Certain sugar alcohols which are approved by Food and Drug Administration or GRAS (Generally Recognized As Safe) or certain safe food additives include:
- Sorbitol – This is used in baked goods, frozen desserts, chewing gums, and certain sugar – free candies.
- Xylitol - It is used in throat lozenges, toothpastes, and cough syrups.
- Erythritol – It is used in as a bulk sweetener in low calorie food items.
- Lactitol – This is used in chocolate, cookies and soft candies.
- Isomalt – This is also used in cough drops, fudge wafers, and lollipops.
The calorie content of the sugar alcohols falls in the range between zero to three calories every gram in comparison to sucrose or other forms of sugar which have four calories every gram. The majority of sugar alcohols have less sweetness than sucrose while maltitol and xylitol have about the same quantity of sweetness as sucrose.

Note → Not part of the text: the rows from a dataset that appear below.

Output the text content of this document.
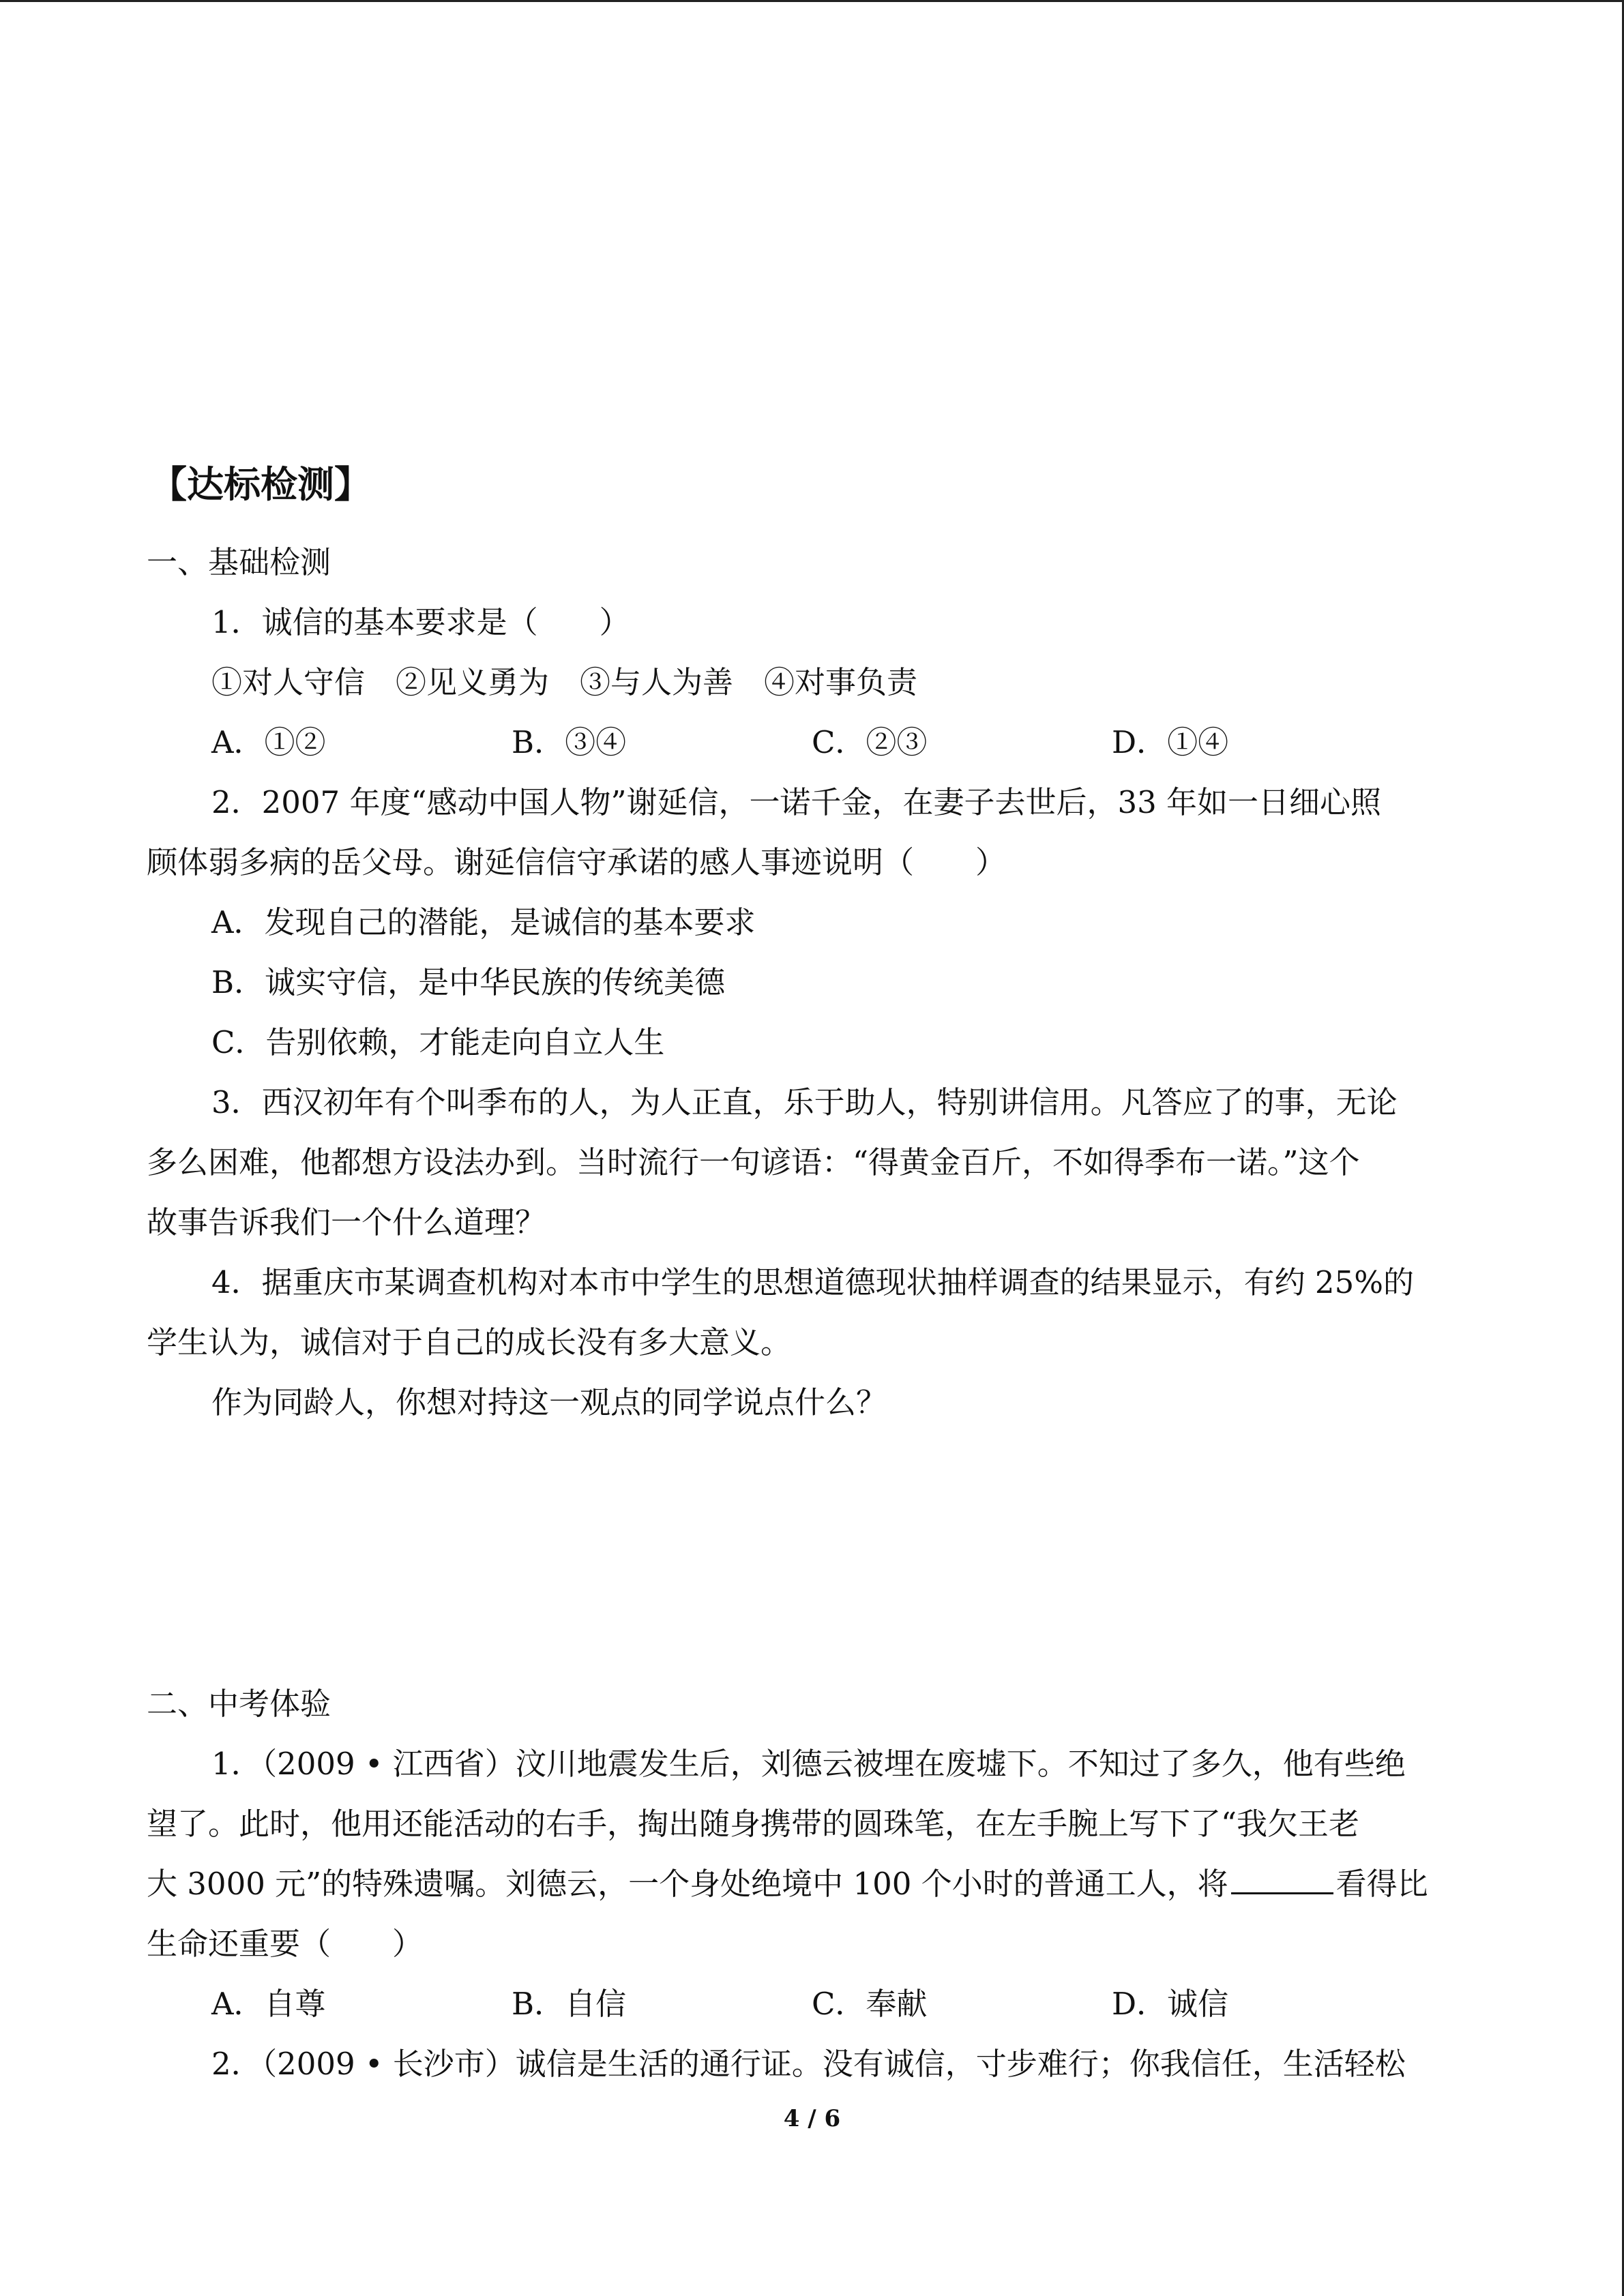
【达标检测】
一、基础检测
1．诚信的基本要求是（　　）
①对人守信　②见义勇为　③与人为善　④对事负责
A．①②	B．③④	C．②③	D．①④
2．2007 年度“感动中国人物”谢延信，一诺千金，在妻子去世后，33 年如一日细心照
顾体弱多病的岳父母。谢延信信守承诺的感人事迹说明（　　）
A．发现自己的潜能，是诚信的基本要求
B．诚实守信，是中华民族的传统美德
C．告别依赖，才能走向自立人生
3．西汉初年有个叫季布的人，为人正直，乐于助人，特别讲信用。凡答应了的事，无论
多么困难，他都想方设法办到。当时流行一句谚语：“得黄金百斤，不如得季布一诺。”这个
故事告诉我们一个什么道理？
4．据重庆市某调查机构对本市中学生的思想道德现状抽样调查的结果显示，有约 25%的
学生认为，诚信对于自己的成长没有多大意义。
作为同龄人，你想对持这一观点的同学说点什么？
二、中考体验
1．（2009 • 江西省）汶川地震发生后，刘德云被埋在废墟下。不知过了多久，他有些绝
望了。此时，他用还能活动的右手，掏出随身携带的圆珠笔，在左手腕上写下了“我欠王老
大 3000 元”的特殊遗嘱。刘德云，一个身处绝境中 100 个小时的普通工人，将	看得比
生命还重要（　　）
A．自尊	B．自信	C．奉献	D．诚信
2．（2009 • 长沙市）诚信是生活的通行证。没有诚信，寸步难行；你我信任，生活轻松
4 / 6
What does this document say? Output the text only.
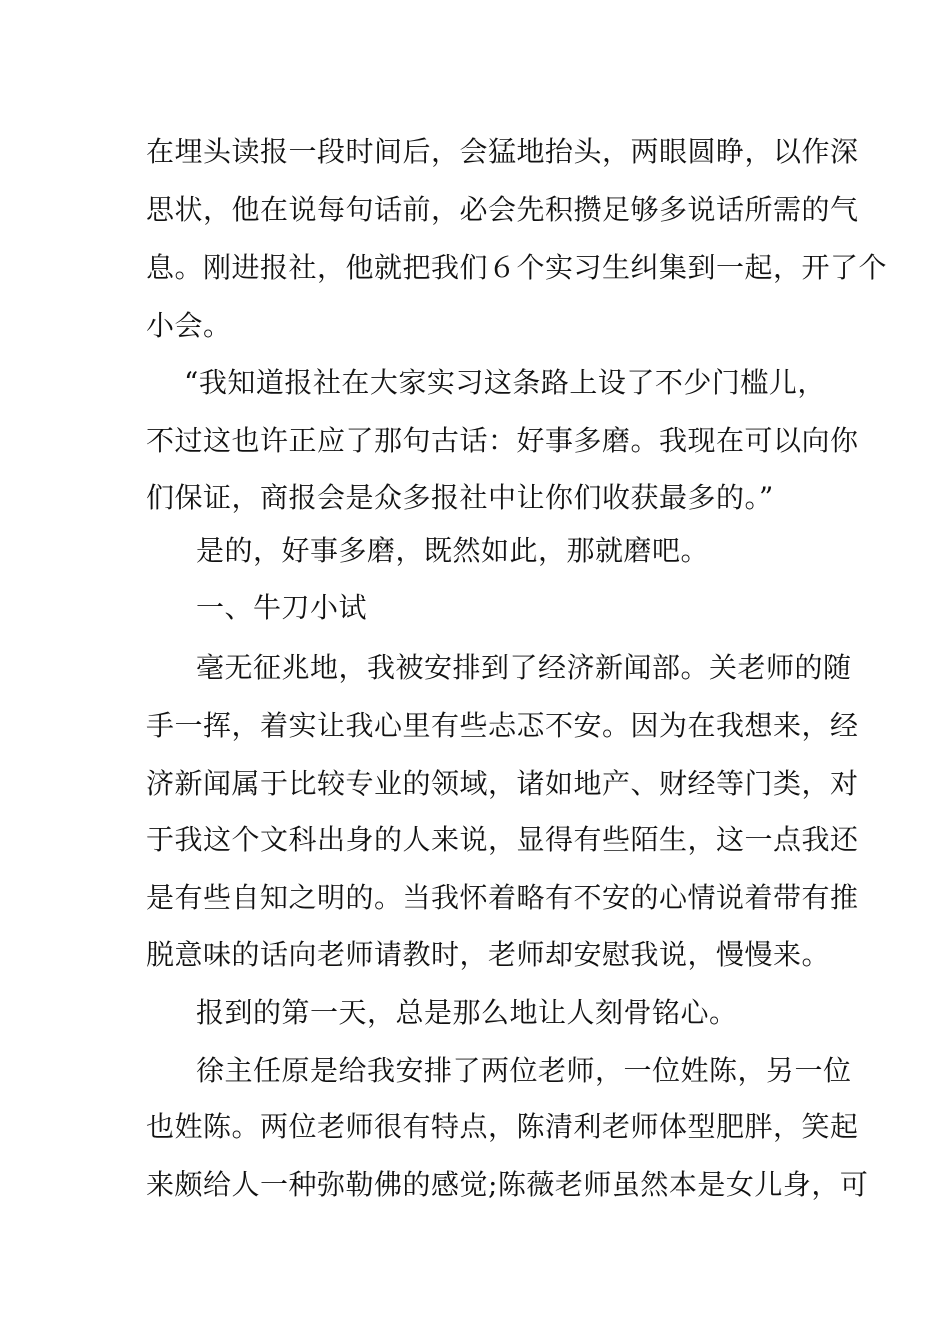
在埋头读报一段时间后，会猛地抬头，两眼圆睁，以作深
思状，他在说每句话前，必会先积攒足够多说话所需的气
息。刚进报社，他就把我们６个实习生纠集到一起，开了个
小会。
“我知道报社在大家实习这条路上设了不少门槛儿，
不过这也许正应了那句古话：好事多磨。我现在可以向你
们保证，商报会是众多报社中让你们收获最多的。”
是的，好事多磨，既然如此，那就磨吧。
一、牛刀小试
毫无征兆地，我被安排到了经济新闻部。关老师的随
手一挥，着实让我心里有些忐忑不安。因为在我想来，经
济新闻属于比较专业的领域，诸如地产、财经等门类，对
于我这个文科出身的人来说，显得有些陌生，这一点我还
是有些自知之明的。当我怀着略有不安的心情说着带有推
脱意味的话向老师请教时，老师却安慰我说，慢慢来。
报到的第一天，总是那么地让人刻骨铭心。
徐主任原是给我安排了两位老师，一位姓陈，另一位
也姓陈。两位老师很有特点，陈清利老师体型肥胖，笑起
来颇给人一种弥勒佛的感觉;陈薇老师虽然本是女儿身，可
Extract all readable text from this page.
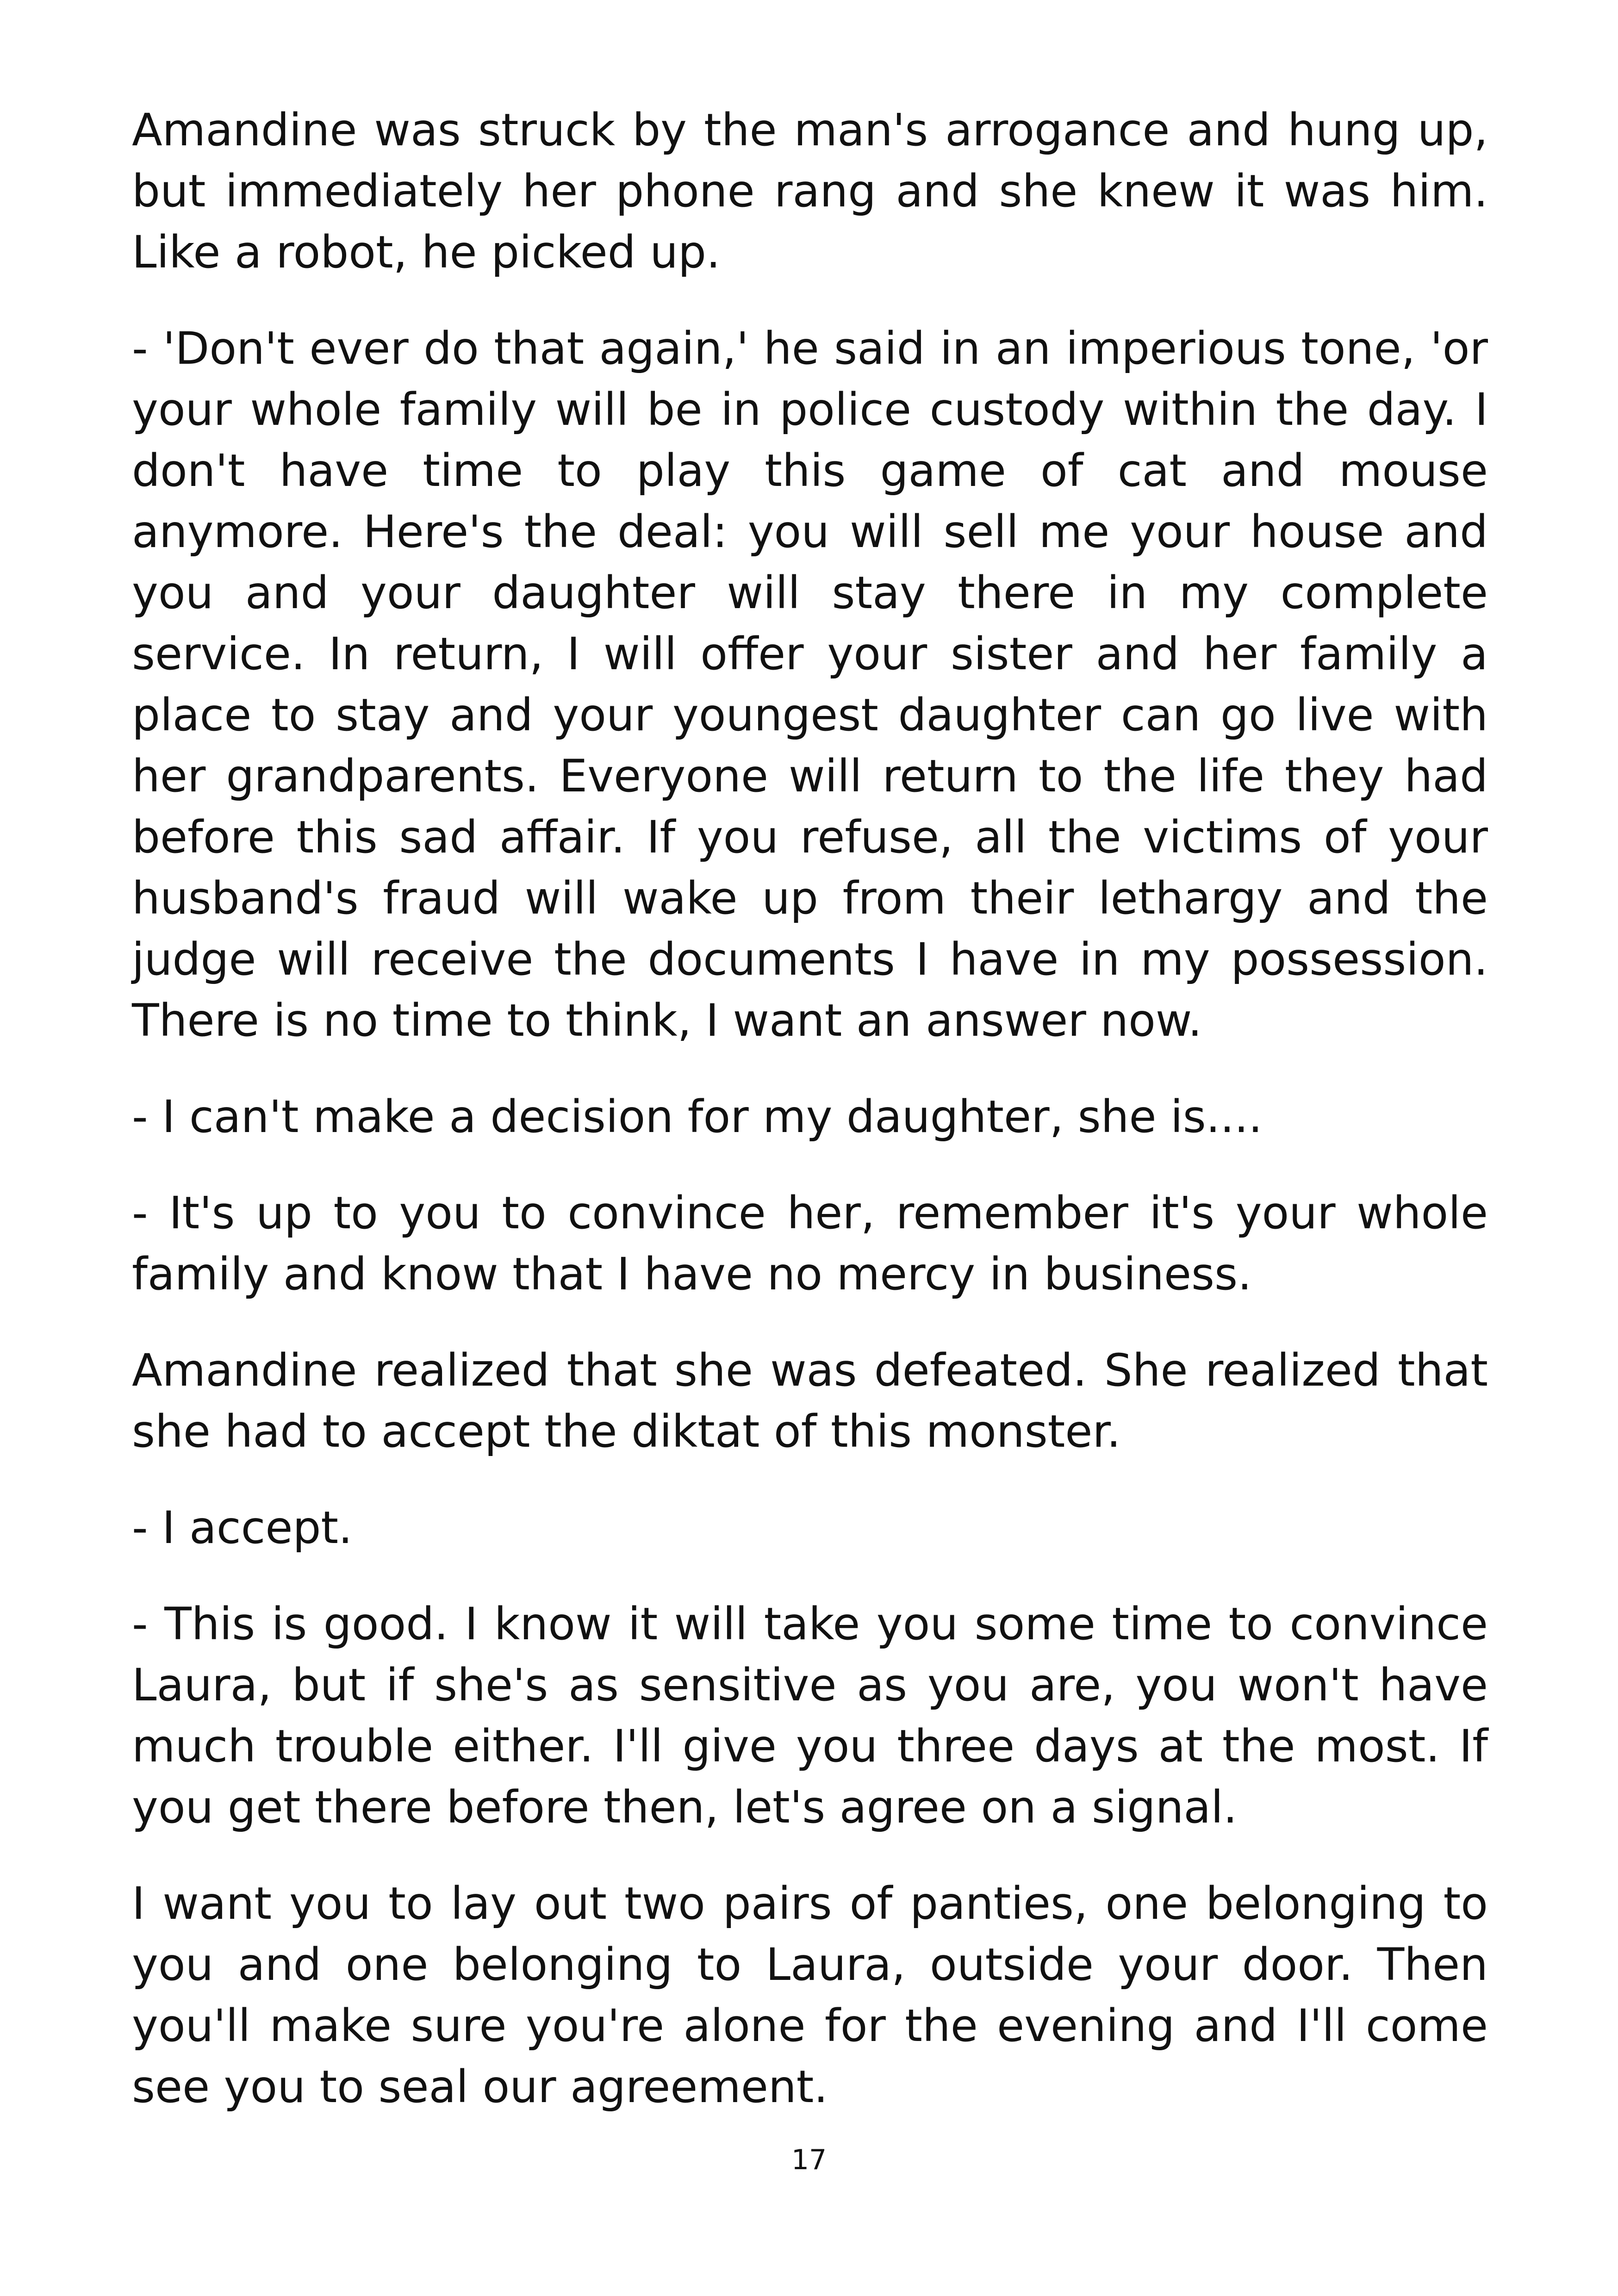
Amandine was struck by the man's arrogance and hung up, but immediately her phone rang and she knew it was him. Like a robot, he picked up.

- 'Don't ever do that again,' he said in an imperious tone, 'or your whole family will be in police custody within the day. I don't have time to play this game of cat and mouse anymore. Here's the deal: you will sell me your house and you and your daughter will stay there in my complete service. In return, I will offer your sister and her family a place to stay and your youngest daughter can go live with her grandparents. Everyone will return to the life they had before this sad affair. If you refuse, all the victims of your husband's fraud will wake up from their lethargy and the judge will receive the documents I have in my possession. There is no time to think, I want an answer now.

- I can't make a decision for my daughter, she is....

- It's up to you to convince her, remember it's your whole family and know that I have no mercy in business.

Amandine realized that she was defeated. She realized that she had to accept the diktat of this monster.

- I accept.

- This is good. I know it will take you some time to convince Laura, but if she's as sensitive as you are, you won't have much trouble either. I'll give you three days at the most. If you get there before then, let's agree on a signal.

I want you to lay out two pairs of panties, one belonging to you and one belonging to Laura, outside your door. Then you'll make sure you're alone for the evening and I'll come see you to seal our agreement.

17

Uses of Sugar Alcohols in the Form of Food Additives
- Sugar alcohols contain lesser calories than sucrose. Since their flavor resembles sucrose, sugar alcohols are frequently used to camouflage the not so pleasant aftertastes of certain sweeteners.
- Since oral bacteria do not act upon sugar alcohols, these do not result in tooth decay. Xylitol inhibits oral bacteria and thus is frequently used in chewing gums and sugarless mints.
- Sugar alcohols do not caramelize or turn brown when heated.
- Apart from the sweetness of the sugar alcohols, they also generally give rise to a cooling sensation within the mouth in a highly concentrated form. Chewing gums and sugar free candies are certain examples of products which give us the cooling sensations. This takes place, for instance with crystallization or solidification of maltitol, lactitol, mannitol, xylitol, erythritol, and sorbitol. The sensation of coolness inside the mouth is on account of the sugar alcohol dissolving which is an endothermic or heat absorbing reaction.
- The incomplete absorption of sugar alcohols in the blood stream through the small intestines usually brings lesser changes in blood sugar level than sucrose or regular sugar. Thus sugar alcohols are very popular sweeteners, used extensively by the health – conscious and diabetics.
- However, sugar alcohols just like general incompletely digestible products can cause bloating, flatulence, and diarrhea if consumed in great quantities. Certain individuals can develop these symptoms even with very small quantities. One can develop some amount of tolerance through regular consumption of sugar alcohols. Erythritol is an exception which is absorbed by the small intestine and is excreted without undergoing any change through urine.
- Those individuals who underwent gastric bypass surgery should be cautious against consuming large amounts of sugar alcohols, erythritol being an exception. Intake of sugar alcohols by such individuals may lead to gastric dumping syndrome, also called “early” or “late” dumping or gastric emptying. This is a condition when the top part of the small intestine begins to expand sooner on account of hyperosmolar food being present from the stomach.
Generally, any product’s ingredient list contains the specific names of sugar alcohols used. They are included in the total amount of carbohydrate present as indicated, or separately as sugar alcohols. In case the product is claimed as sugar free or “with no sugar added”, it is the responsibility of the manufacturers to provide the count of sugar alcohol separately.